New Airworthiness Directive Addresses MD-11 Fuel Tank Ignition Risk

Based on the manufacturer's fuel system review, the AD would affect 111 aircraft in U.S. service at a total cost of $2,251,635 to $2,721,831, FAA said.

The Federal Aviation Administration yesterday proposed a new airworthiness directive for certain McDonnell Douglas MD-11 and MD-11F aircraft to reduce the risk of fuel vapor ignition inside their upper auxiliary fuel tanks. The proposed action, which includes a one-time inspection and installation of nonmetallic barrier/shield sleeving, new clamps, new attaching hardware, and a new extruded channel, is based on the manufacturer's fuel system review and would affect 111 aircraft in U.S. service at a total cost in parts and labor of $2,251,635 to $2,721,831 (cost per airplane differs because of differences in their configuration, the notice states).
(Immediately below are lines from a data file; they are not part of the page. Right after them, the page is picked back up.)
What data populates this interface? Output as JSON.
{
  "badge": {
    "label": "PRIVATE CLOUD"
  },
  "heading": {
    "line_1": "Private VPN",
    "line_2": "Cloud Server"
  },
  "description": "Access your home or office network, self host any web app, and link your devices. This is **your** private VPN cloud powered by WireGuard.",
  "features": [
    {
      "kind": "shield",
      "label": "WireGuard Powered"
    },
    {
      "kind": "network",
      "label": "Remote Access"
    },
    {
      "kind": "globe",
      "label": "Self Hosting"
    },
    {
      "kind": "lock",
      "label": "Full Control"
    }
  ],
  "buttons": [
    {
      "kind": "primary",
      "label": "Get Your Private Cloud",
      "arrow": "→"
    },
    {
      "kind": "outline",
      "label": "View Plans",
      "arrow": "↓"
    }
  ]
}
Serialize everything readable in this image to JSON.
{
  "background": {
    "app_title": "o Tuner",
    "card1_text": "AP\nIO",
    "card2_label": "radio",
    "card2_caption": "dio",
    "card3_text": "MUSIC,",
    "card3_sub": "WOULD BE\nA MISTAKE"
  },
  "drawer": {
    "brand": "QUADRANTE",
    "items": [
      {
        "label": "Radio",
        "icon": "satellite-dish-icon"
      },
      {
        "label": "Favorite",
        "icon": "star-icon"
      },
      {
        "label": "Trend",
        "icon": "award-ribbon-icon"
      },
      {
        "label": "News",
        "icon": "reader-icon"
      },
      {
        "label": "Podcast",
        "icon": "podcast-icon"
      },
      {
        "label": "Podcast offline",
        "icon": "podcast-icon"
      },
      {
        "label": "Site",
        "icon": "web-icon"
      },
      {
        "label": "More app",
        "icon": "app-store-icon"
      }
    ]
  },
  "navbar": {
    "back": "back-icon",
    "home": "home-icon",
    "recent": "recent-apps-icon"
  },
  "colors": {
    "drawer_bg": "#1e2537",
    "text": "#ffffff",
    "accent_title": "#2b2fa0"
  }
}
"We have determined that the actions identified in this AD are necessary to reduce the potential of ignition sources inside fuel tanks, which, in combination with flammable fuel vapors, could result in fuel tank explosions and consequent loss of the airplane," it states. "We have received a report that wire bundles routed above the center upper auxiliary fuel tank are in close proximity to the upper surface of the tank on certain McDonnell Douglas Model MD-11 and MD-11F airplanes. In addition, some wire harness mounts may have loosened, allowing the wires to contact the tank. This condition may cause wire damage or chafing that can lead to possible arcing, sparking, and burn-through on the fuel tank upper surface, which can result in a fuel tank explosion."

Comments on this proposed AD are due by Oct. 5; fax to 202-493-2251 or search for Docket No. FAA-2009-0686 at www.regulations.gov.